Andrea è, un uomo di mezz’età, con la barba lunga e brizzolata, la testa ben incassata fra le spalle un po’ ricurve. È lui la mia guida. Ci raggiunge in una trattoria del centro indossando la terza maglia della stagione 2020/21, quella rossa con la croce bianca. L’ha scelta apposta per mostrarmi il legame fra la Fiorentina e la città di Firenze, di cui la croce bianca in campo rosso è uno dei simboli storici. Ha una busta di tela a tracolla, dentro ci sono altre maglie che ha portato per l’occasione, di certo non scelte a caso fra le tante che ci racconta di avere a casa. Le ha collezionate nei tantissimi anni in curva, a seguire la sua Fiorentina ovunque in Italia e in Europa. «A Praga però non sono potuto andare, sono rimasto a Firenze. Dopo la partita vedevo la gente andar via con la faccia rassegnata e alcuni dicevano “Ma perché, te credevi di vincere?”. Questa cosa non m’è piaciuta, anche se il senso di rassegnazione un po’ lo capisco».

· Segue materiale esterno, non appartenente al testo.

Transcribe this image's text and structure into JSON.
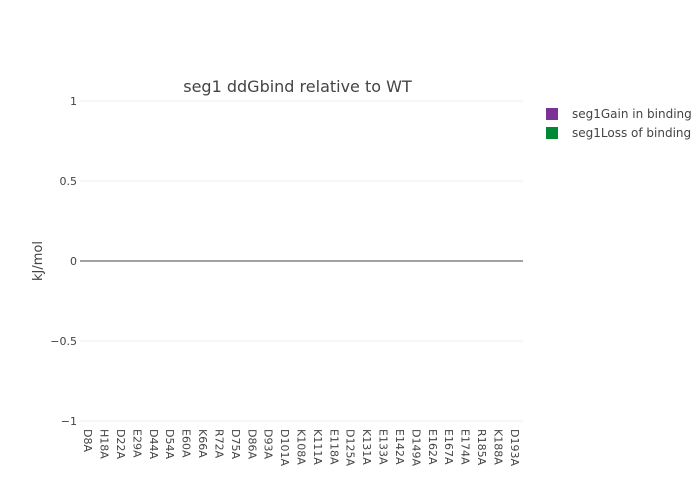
{
  "chart_data": {
    "type": "bar",
    "title": "seg1 ddGbind relative to WT",
    "xlabel": "",
    "ylabel": "kJ/mol",
    "ylim": [
      -1,
      1
    ],
    "yticks": [
      1,
      0.5,
      0,
      -0.5,
      -1
    ],
    "ytick_labels": [
      "1",
      "0.5",
      "0",
      "−0.5",
      "−1"
    ],
    "grid": true,
    "legend_position": "top-right",
    "categories": [
      "D8A",
      "H18A",
      "D22A",
      "E29A",
      "D44A",
      "D54A",
      "E60A",
      "K66A",
      "R72A",
      "D75A",
      "D86A",
      "D93A",
      "D101A",
      "K108A",
      "K111A",
      "E118A",
      "D125A",
      "K131A",
      "E133A",
      "E142A",
      "D149A",
      "E162A",
      "E167A",
      "E174A",
      "R185A",
      "K188A",
      "D193A"
    ],
    "series": [
      {
        "name": "seg1Gain in binding",
        "color": "#7b3294",
        "values": [
          0,
          0,
          0,
          0,
          0,
          0,
          0,
          0,
          0,
          0,
          0,
          0,
          0,
          0,
          0,
          0,
          0,
          0,
          0,
          0,
          0,
          0,
          0,
          0,
          0,
          0,
          0
        ]
      },
      {
        "name": "seg1Loss of binding",
        "color": "#008837",
        "values": [
          0,
          0,
          0,
          0,
          0,
          0,
          0,
          0,
          0,
          0,
          0,
          0,
          0,
          0,
          0,
          0,
          0,
          0,
          0,
          0,
          0,
          0,
          0,
          0,
          0,
          0,
          0
        ]
      }
    ]
  }
}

La finale di Praga è la più dolorosa fra le tre sconfitte che abbiamo vissuto. La finale in cui eravamo davvero convinti di poter vincere e, in un certo senso, già sognavamo di aver vinto. Era il culmine di un ciclo, quello di Vincenzo Italiano, che ci aveva riportati a sognare in grande e che invece ci ha riportato ancora a fare i conti con i nostri fantasmi. Se è vero che di fronte all’Olympiakos eravamo chiaramente favoriti, la squadra arrivava da una stagione più incerta e aveva mostrato più insicurezza. Sono ferite che rimangono e ci mettono tanto tempo per rimarginarsi. Se ancora è possibile ricordare con malinconia la finale di Coppa Uefa del 1990, la squalifica del Franchi, lo spostamento ad Avellino, come fa Andrea.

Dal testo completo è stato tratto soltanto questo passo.